In our setup, the HTTPS load balancer has been set up, with the following key points highlighted in the diagram.   First, we have used a delegated DNS name to direct any traffic for the service through the nearest RE nodes, anycast will ensure the closest RE is used.   Although we are running containers on CE nodes, we harness the RE network to steer traffic towards the service and implement security, such as an advanced WAF or anti-bot solution, immediately upon ingress.  The load balancer type is HTTPS, with an automatic certificate provided.   This will ensure there are no browser pop-ups complaining about trust issues.   The port exposed to users is the standard HTTPS port of 443.

The final highlighted portion of the screen shot is the origin pool definition, what the load balancer will map arriving traffic to.   Often, an origin pool might map to servers, at public or private IP addresses lists, or perhaps to a set of fully qualified domain names (FQDN).  In this case, though, the origin pool will map to our containerized OPSWAT application which is exposed to the load balancer as a Kubernetes service.

Result – A Scalable and Secure Application Platform

With the container running on the CE node, as a Kubernetes pod, all achieved through simple GUI menus and no Kubectl or other deep Kubernetes knowledge exercises, the organization can focus upon using the applications deployed.   In this demonstration, the OPSWAT MetaDefender Core is being run, a one stop shop for various security inquiries and file sanitization.  OPSWAT has numerous licensable technologies available within Core, two of which are MetaScan and DeepCDR.

With MetaScan running on the F5 Distributed Cloud CE, as a container, the principal value is scanning files for known malware.   The solution curates as many as five different leading AV engines in the analysis process.   Think of it as a malware analysis aggregator for rich defense in depth.  For instance, this is a complete analysis of a copy of the Visual Studio Code (VSCode) source-code editor from Microsoft, with respect to the Windows 64-bit exe installer to ensure it has not been tampered with.

Engines like the five above seek out files, using file-centric signatures that look for malicious components within the internal components of the files, such as the nebulously named file pointers and sections.   The solution is impressive in the layers of independent, parallel inspection but what about going deeper?  For instance, what about files that are obfuscated, perhaps with an extension suggesting one file type but deeper analysis shows another true file type actually exists.   Perhaps a document is fine, and will not trigger known AV signatures, but has rogue, malicious macros or dangerous JavaScript that can be unwittingly executed by a recipient’s host?

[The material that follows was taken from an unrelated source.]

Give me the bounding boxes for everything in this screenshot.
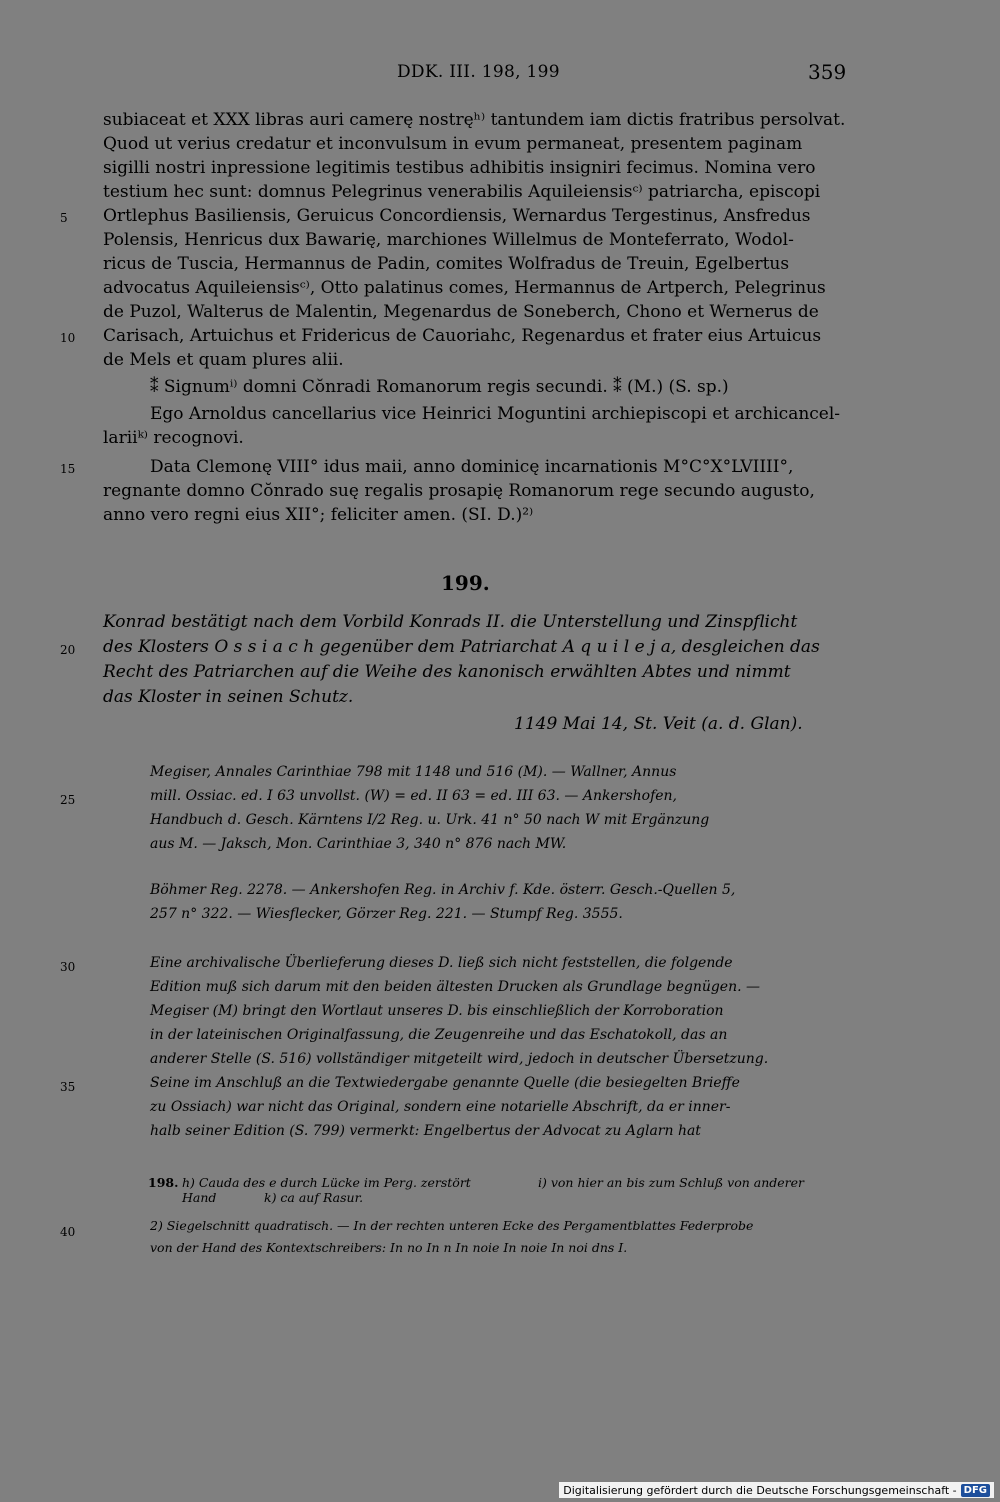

The above is where a second OPSWAT feature, DeepCDR, comes into play.

Content Disarm and Reconstruction (CDR) Running on the Distributed Cloud CE Node

The advent of CDR technology takes a complementary approach to end user security, it does not determine or detect malware's functionality but rather removes all file components that are not approved within enterprise policy.  In the following example, a file is analyzed by OPSWAT DeepCDR and found not to be a pdf as suggested by the file extension, but rather is in fact a .docx file.   A frequent attempt to thwart security policy is to shield true file contents with layer upon layer of obfuscation, such as a .zip archive that contains an embedded .7z archive, in turn containing a tarball that purports to contain a .pdf, which in turn is actually a .docx file.  So it goes, to the degree than an entire approach to impeding traditional AV engines has evolved, the so-called Zip bomb.

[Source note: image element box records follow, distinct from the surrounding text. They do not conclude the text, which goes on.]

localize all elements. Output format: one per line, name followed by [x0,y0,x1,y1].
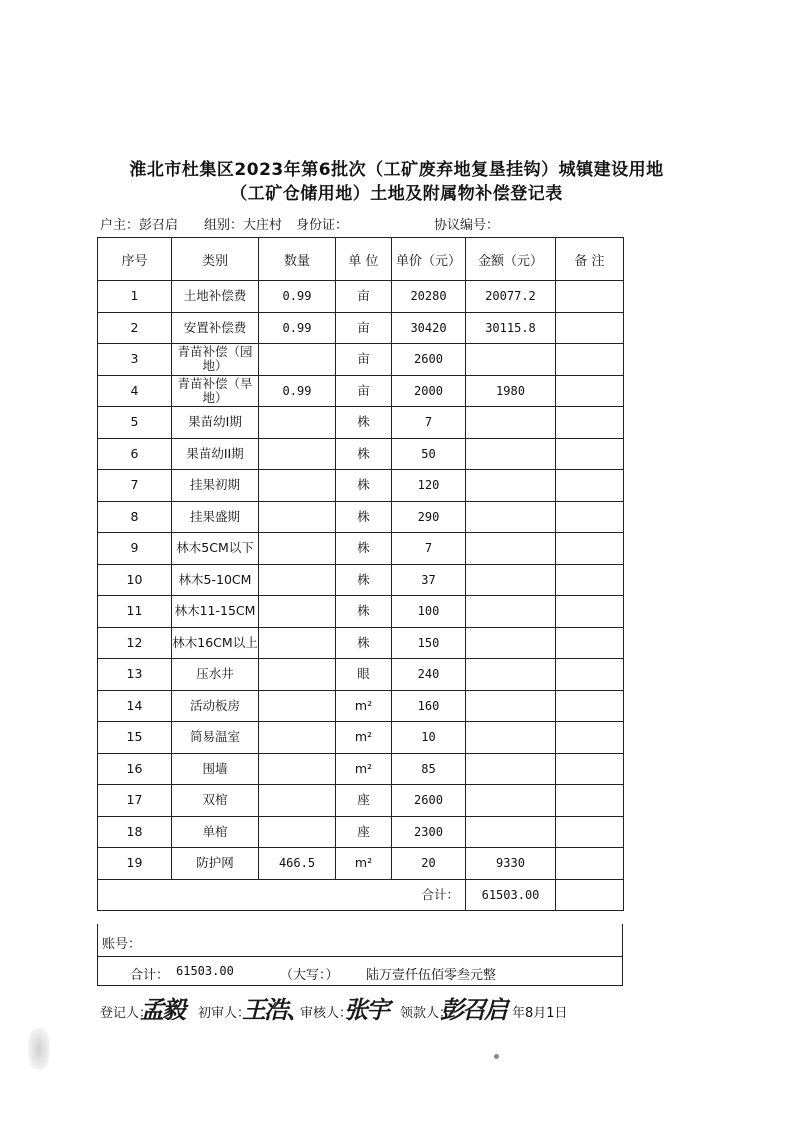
row-category: 压水井 [172,659,259,691]
table-header-row [98,238,624,281]
table-row [98,470,624,502]
row-unit-price: 10 [392,722,466,754]
row-quantity: 0.99 [259,312,336,344]
owner-field: 户主：彭召启 [100,218,179,233]
row-unit: 株 [336,627,392,659]
row-quantity [259,533,336,565]
row-quantity [259,785,336,817]
row-category: 土地补偿费 [172,281,259,313]
table-row [98,785,624,817]
row-unit-price: 20 [392,848,466,880]
table-row [98,816,624,848]
row-number: 15 [98,722,172,754]
row-unit-price: 20280 [392,281,466,313]
row-unit: m² [336,848,392,880]
recipient-signature: 彭召启 [440,995,506,1024]
row-unit: 亩 [336,375,392,407]
row-amount [466,501,556,533]
form-title-line1: 淮北市杜集区2023年第6批次（工矿废弃地复垦挂钩）城镇建设用地 [129,160,664,180]
row-note [556,722,624,754]
signature-row [100,996,700,1036]
row-number: 17 [98,785,172,817]
table-row [98,596,624,628]
table-row [98,407,624,439]
row-quantity [259,659,336,691]
row-unit-price: 30420 [392,312,466,344]
row-number: 9 [98,533,172,565]
header-price: 单价（元） [392,238,466,281]
row-amount [466,816,556,848]
header-no: 序号 [98,238,172,281]
row-number: 8 [98,501,172,533]
row-unit: m² [336,722,392,754]
row-category: 双棺 [172,785,259,817]
row-unit: 亩 [336,312,392,344]
capital-label: （大写：） [280,968,339,983]
row-category: 防护网 [172,848,259,880]
row-number: 12 [98,627,172,659]
row-amount [466,344,556,376]
row-quantity [259,438,336,470]
row-category: 围墙 [172,753,259,785]
row-category: 挂果初期 [172,470,259,502]
header-note: 备 注 [556,238,624,281]
row-category: 安置补偿费 [172,312,259,344]
row-note [556,407,624,439]
registrar-signature: 孟毅 [140,995,184,1024]
table-row [98,501,624,533]
table-row [98,564,624,596]
row-unit-price: 2600 [392,785,466,817]
row-number: 14 [98,690,172,722]
row-amount: 30115.8 [466,312,556,344]
row-note [556,659,624,691]
row-note [556,281,624,313]
row-note [556,627,624,659]
row-category: 林木5CM以下 [172,533,259,565]
agreement-number-field: 协议编号： [434,218,500,233]
row-quantity [259,564,336,596]
id-card-field: 身份证： [296,218,349,233]
row-unit: 座 [336,785,392,817]
row-number: 18 [98,816,172,848]
registrar-label: 登记人： [100,1006,153,1021]
row-unit-price: 7 [392,407,466,439]
row-category: 简易温室 [172,722,259,754]
row-category: 果苗幼II期 [172,438,259,470]
table-row [98,690,624,722]
row-note [556,690,624,722]
row-quantity [259,501,336,533]
table-row [98,438,624,470]
header-qty: 数量 [259,238,336,281]
row-number: 19 [98,848,172,880]
compensation-table [97,237,624,911]
table-row [98,659,624,691]
row-unit-price: 7 [392,533,466,565]
row-number: 5 [98,407,172,439]
row-unit: 眼 [336,659,392,691]
row-unit: 座 [336,816,392,848]
table-row [98,312,624,344]
row-unit-price: 120 [392,470,466,502]
row-number: 11 [98,596,172,628]
total-note [556,879,624,911]
row-quantity [259,344,336,376]
row-quantity [259,470,336,502]
account-label: 账号： [102,937,142,952]
row-amount [466,753,556,785]
row-unit: 株 [336,533,392,565]
row-number: 3 [98,344,172,376]
table-row [98,627,624,659]
sum-label: 合计： [130,968,170,983]
row-note [556,848,624,880]
row-quantity: 0.99 [259,375,336,407]
row-unit: 株 [336,470,392,502]
row-note [556,816,624,848]
row-amount [466,627,556,659]
first-review-label: 初审人： [198,1006,251,1021]
row-category: 青苗补偿（园地） [172,344,259,376]
row-note [556,312,624,344]
row-category: 单棺 [172,816,259,848]
row-note [556,501,624,533]
row-amount [466,470,556,502]
row-number: 10 [98,564,172,596]
row-note [556,470,624,502]
row-unit-price: 100 [392,596,466,628]
recipient-label: 领款人： [400,1006,453,1021]
reviewer-signature: 张宇 [344,995,388,1024]
row-quantity: 0.99 [259,281,336,313]
table-row [98,344,624,376]
row-amount [466,785,556,817]
scan-smudge [28,1028,50,1070]
row-amount [466,596,556,628]
row-amount: 20077.2 [466,281,556,313]
row-unit-price: 150 [392,627,466,659]
reviewer-label: 审核人： [300,1006,353,1021]
capital-value: 陆万壹仟伍佰零叁元整 [366,968,497,983]
row-number: 7 [98,470,172,502]
row-unit-price: 50 [392,438,466,470]
row-number: 13 [98,659,172,691]
header-unit: 单 位 [336,238,392,281]
header-info [100,214,700,232]
form-title-line2: （工矿仓储用地）土地及附属物补偿登记表 [230,184,563,204]
row-unit: 亩 [336,344,392,376]
row-unit-price: 37 [392,564,466,596]
row-category: 活动板房 [172,690,259,722]
sum-value: 61503.00 [176,964,234,978]
row-note [556,785,624,817]
row-unit: 株 [336,501,392,533]
row-unit-price: 2600 [392,344,466,376]
first-review-signature: 王浩、 [242,995,308,1024]
row-note [556,344,624,376]
row-unit: 株 [336,564,392,596]
row-unit: 株 [336,596,392,628]
header-category: 类别 [172,238,259,281]
row-note [556,753,624,785]
table-row [98,753,624,785]
sum-row [97,956,623,986]
row-note [556,438,624,470]
row-unit: 株 [336,438,392,470]
header-amount: 金额（元） [466,238,556,281]
row-quantity [259,690,336,722]
row-note [556,564,624,596]
row-quantity [259,596,336,628]
row-unit-price: 160 [392,690,466,722]
row-number: 6 [98,438,172,470]
account-row [97,924,623,957]
table-total-row [98,879,624,911]
row-amount [466,438,556,470]
total-label: 合计： [98,879,466,911]
date-tail: 年8月1日 [512,1006,568,1021]
row-unit-price: 2000 [392,375,466,407]
row-number: 2 [98,312,172,344]
row-amount [466,659,556,691]
row-unit: m² [336,753,392,785]
row-category: 林木16CM以上 [172,627,259,659]
row-category: 林木11-15CM [172,596,259,628]
row-note [556,596,624,628]
table-row [98,375,624,407]
row-quantity [259,627,336,659]
row-note [556,533,624,565]
table-row [98,722,624,754]
row-quantity [259,722,336,754]
row-category: 果苗幼I期 [172,407,259,439]
row-amount [466,722,556,754]
row-category: 青苗补偿（旱地） [172,375,259,407]
row-note [556,375,624,407]
row-quantity [259,407,336,439]
table-row [98,533,624,565]
row-amount [466,407,556,439]
row-amount: 1980 [466,375,556,407]
row-unit-price: 2300 [392,816,466,848]
row-unit: 株 [336,407,392,439]
row-amount [466,533,556,565]
row-unit-price: 290 [392,501,466,533]
scan-dot [494,1054,499,1059]
row-unit: m² [336,690,392,722]
row-amount: 9330 [466,848,556,880]
table-row [98,848,624,880]
row-quantity [259,753,336,785]
row-unit: 亩 [336,281,392,313]
row-category: 林木5-10CM [172,564,259,596]
row-category: 挂果盛期 [172,501,259,533]
group-field: 组别：大庄村 [204,218,283,233]
row-amount [466,690,556,722]
row-unit-price: 240 [392,659,466,691]
total-value: 61503.00 [466,879,556,911]
row-quantity [259,816,336,848]
row-unit-price: 85 [392,753,466,785]
row-number: 16 [98,753,172,785]
row-amount [466,564,556,596]
row-number: 4 [98,375,172,407]
row-number: 1 [98,281,172,313]
table-row [98,281,624,313]
row-quantity: 466.5 [259,848,336,880]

 As seen in the preceding figure, a file demo.pdf with CDR can be “sanitized” or scrubbed of potential risk factors, to an end state where the resulting file can safely be distributed and still preserve the usability of the file.

 The result of this CDR policy is the file demo.pdf, which is truly a .docx file, has had all JavaScript, active URL links, images and attachments fully removed, thereby allowing the file to be safely distributed.  Drilling deeper the solution, which can perform this sanitization for a broad spectrum of file types typical of office workflows such as the Microsoft Suite of productivity tools, can pull apart the JavaScript that was originally found with files.

Although a block action, as opposed to the sanitize approach, can certainly be followed, some institutions, such as the large financials, will have malware teams that will keenly want to access archived scripts and attachments that were originally included with blocked content.

Performance Adjustments and Conclusion

The ability to tweak the Distributed Cloud CE nodes exists, to “right-size” the appliance to meet the demands that various applications make, is straightforward.   In this article, which utilized CE nodes implemented as virtual appliances on a VMWare ESXi platform, some parameters were adjusted to provide more generous resources to the containers.   Prior to the initial power-up operation of the CE nodes, the assigned vCPU count was increased to 8 and the provisioned disk space was increased from 40 GB to 100 GB.

Once inside the Distributed Cloud global console, a “workload flavor” was designed to harness the resources available for the container.

 As seen in the image, a workload flavor was created, and many can be setup, which in this particular case allotted 12000 MiB of memory, 8 vCPUs and 6000 MiB of container storage.   The latter value is not overly tasked in this example of OPSWAT MetaDefender Core as the container, as a permanent volume was mapped to the appliance to preserve historical results after a container restart event.

Finally, in terms of scaling out applications running upon the virtual Kubernetes service offered by Distributed Cloud, one can adjust replication sets per site.   This will have the net result of more pods running across the solution and increasing the overall performance of containerized software under higher loads.

The result of the vK8s service is a new option for organizations looking, for a multitude of reasons, to converge their compute requirements to fewer platforms, including a general effort to curtail server sprawl and aspire to a greener working environment.   The solution of running code on network appliances can in some cases leverage the worldwide RE network but in all cases can utilize CE deployments in data centers, in the cloud and perhaps most promisingly, at the edge where compute options can be at a premium.  The intuitive GUI-driven approach to running containers means a fully matured Kubernetes command line skill set is not a prerequisite to a rapid and effective application roll out.

Updated Oct 19, 2023
Version 2.0